Abstract
A 66-year-old woman had visited a nearby clinic with frequent hiccupping one month earlier. Gastric distension was noted on abdominal X-ray, and she was referred to our hospital with suspected pyloric stenosis. No abnormal findings other than abdominal bloating were apparent. Upper gastrointestinal endoscopy showed severe stenosis in the pylorus and a submucosal tumor-like protrusion at the center of the posterior wall. Biopsy identified a Group 1 mass, but invasion into the duodenal bulb was suspected on abdominal ultrasonography. Submucosal tumor-like gastric cancer could not be ruled out, and she underwent surgery for the purposes of definitive diagnosis and treatment of the obstruction.
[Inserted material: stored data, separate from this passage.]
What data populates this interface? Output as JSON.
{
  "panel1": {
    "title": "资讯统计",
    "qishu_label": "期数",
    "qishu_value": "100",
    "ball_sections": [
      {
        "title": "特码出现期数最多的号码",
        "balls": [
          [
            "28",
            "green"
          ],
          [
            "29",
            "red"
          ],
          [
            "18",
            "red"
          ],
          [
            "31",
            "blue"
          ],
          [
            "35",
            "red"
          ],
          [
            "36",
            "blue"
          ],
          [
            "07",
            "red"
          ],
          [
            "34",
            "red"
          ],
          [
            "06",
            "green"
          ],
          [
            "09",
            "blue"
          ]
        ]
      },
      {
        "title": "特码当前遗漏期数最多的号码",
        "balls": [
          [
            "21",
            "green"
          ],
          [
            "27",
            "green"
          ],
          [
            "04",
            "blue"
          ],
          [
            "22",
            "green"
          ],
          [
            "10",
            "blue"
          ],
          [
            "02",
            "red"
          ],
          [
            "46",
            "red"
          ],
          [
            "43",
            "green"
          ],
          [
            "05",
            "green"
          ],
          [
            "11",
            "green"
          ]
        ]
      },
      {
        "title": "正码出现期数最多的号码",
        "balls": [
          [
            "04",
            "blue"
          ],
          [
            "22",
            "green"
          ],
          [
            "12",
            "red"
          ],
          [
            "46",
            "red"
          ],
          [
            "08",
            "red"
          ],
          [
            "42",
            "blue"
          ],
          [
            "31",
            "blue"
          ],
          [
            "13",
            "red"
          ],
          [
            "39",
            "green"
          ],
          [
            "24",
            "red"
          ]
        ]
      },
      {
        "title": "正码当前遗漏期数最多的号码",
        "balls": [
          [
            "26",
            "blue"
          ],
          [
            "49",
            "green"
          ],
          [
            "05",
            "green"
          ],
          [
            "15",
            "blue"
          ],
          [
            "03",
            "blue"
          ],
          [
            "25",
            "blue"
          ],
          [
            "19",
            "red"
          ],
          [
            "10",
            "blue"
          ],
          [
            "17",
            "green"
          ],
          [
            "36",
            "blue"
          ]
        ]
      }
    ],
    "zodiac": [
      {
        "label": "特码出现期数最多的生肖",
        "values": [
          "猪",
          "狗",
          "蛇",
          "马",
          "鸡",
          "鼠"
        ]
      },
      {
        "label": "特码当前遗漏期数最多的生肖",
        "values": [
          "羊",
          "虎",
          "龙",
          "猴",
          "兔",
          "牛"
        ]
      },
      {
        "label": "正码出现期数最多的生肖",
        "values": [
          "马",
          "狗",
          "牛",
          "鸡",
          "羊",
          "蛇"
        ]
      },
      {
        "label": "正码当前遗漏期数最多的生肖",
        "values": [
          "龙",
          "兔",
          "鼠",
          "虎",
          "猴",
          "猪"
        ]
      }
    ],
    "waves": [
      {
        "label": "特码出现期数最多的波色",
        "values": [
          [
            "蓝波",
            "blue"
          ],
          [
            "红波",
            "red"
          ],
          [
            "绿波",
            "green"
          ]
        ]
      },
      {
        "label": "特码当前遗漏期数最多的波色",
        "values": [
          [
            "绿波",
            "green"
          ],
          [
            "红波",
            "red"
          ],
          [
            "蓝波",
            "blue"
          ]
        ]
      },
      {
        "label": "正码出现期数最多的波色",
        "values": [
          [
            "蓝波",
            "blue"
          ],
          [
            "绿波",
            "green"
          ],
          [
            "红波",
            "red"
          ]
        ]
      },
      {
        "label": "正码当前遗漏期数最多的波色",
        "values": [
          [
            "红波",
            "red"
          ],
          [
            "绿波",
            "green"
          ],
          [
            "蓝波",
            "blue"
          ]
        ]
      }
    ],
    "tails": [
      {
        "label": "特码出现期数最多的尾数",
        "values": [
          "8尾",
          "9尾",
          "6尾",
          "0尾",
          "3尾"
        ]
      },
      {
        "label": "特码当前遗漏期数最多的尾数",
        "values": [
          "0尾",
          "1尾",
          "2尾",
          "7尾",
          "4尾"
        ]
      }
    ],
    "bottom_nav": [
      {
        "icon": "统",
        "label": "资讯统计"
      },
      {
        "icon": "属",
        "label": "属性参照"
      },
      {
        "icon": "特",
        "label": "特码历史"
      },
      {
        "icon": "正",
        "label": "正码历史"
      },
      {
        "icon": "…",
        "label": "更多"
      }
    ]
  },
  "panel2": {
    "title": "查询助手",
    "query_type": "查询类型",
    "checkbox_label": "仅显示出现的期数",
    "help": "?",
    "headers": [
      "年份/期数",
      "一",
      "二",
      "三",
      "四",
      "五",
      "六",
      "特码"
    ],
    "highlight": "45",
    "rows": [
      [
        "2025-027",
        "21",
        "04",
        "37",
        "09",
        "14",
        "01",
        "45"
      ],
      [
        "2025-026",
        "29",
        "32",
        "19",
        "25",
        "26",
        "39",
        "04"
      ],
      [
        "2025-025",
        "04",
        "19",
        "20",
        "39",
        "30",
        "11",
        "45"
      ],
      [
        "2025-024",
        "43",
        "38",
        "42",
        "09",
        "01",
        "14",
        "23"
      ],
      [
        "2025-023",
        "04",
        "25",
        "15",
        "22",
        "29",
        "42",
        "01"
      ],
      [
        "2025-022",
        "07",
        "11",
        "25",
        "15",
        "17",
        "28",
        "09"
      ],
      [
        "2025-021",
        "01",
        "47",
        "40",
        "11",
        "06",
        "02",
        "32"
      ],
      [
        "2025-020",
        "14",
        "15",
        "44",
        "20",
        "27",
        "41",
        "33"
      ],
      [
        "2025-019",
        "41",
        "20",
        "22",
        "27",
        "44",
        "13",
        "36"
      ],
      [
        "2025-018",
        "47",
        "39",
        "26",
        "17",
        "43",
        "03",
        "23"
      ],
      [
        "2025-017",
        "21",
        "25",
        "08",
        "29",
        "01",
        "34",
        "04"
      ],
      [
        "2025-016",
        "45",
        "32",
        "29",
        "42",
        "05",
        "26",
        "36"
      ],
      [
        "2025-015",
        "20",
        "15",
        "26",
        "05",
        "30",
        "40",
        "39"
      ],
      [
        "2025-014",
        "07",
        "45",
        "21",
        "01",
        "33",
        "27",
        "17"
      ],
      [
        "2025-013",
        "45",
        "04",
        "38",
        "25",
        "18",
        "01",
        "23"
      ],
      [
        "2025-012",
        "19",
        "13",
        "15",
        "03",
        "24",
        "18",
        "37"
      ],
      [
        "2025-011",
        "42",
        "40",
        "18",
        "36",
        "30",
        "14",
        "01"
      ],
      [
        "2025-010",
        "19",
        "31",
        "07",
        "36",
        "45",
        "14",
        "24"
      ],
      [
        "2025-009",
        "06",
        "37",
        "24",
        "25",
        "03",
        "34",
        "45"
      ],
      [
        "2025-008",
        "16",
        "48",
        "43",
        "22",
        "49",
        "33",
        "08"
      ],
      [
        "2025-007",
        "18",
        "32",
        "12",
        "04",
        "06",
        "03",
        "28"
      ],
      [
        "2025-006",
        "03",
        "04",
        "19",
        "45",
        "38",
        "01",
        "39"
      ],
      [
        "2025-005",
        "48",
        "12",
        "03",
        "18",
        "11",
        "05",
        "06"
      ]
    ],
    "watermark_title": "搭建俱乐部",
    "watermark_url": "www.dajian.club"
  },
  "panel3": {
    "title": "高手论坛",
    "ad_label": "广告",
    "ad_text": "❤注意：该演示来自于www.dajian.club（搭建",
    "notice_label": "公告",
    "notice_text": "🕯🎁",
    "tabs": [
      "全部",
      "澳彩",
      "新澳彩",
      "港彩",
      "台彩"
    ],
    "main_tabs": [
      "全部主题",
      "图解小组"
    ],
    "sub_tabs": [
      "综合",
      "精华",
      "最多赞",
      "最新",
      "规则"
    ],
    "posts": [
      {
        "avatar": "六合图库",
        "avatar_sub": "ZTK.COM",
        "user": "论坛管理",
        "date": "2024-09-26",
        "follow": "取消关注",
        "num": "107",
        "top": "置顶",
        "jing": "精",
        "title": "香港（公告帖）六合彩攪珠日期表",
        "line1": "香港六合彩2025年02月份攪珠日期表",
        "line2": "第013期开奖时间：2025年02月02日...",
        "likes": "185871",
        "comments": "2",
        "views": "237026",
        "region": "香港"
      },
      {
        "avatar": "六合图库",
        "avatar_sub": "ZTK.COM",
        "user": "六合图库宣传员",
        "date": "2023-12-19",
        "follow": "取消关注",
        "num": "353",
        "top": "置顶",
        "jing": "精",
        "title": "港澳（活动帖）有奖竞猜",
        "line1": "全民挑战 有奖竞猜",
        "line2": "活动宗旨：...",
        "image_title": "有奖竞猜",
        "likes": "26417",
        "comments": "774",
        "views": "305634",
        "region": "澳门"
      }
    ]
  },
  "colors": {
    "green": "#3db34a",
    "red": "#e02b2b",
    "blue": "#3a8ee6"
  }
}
After distal gastrectomy conforming to treatment for gastric cancer with accompanying duodenal invasion, lymph nodes D2+No.12b/p, 13a, and 14v were dissected. Malignant transformation of an aberrant pancreas was diagnosed from histopathological examination. Lymph node metastasis was observed at No. 5, 6, 8a, and 13a.
General findings were pT3, pN2, sH0, sP0, pCY0, pM1, fStage IV. This case suggests that when gastric submucosal tumor is diagnosed, differential diagnosis should include primary adenocarcinoma of aberrant pancreas in the stomach, although this is rare, and a surgical procedure that takes lymph node metastasis into account should be considered.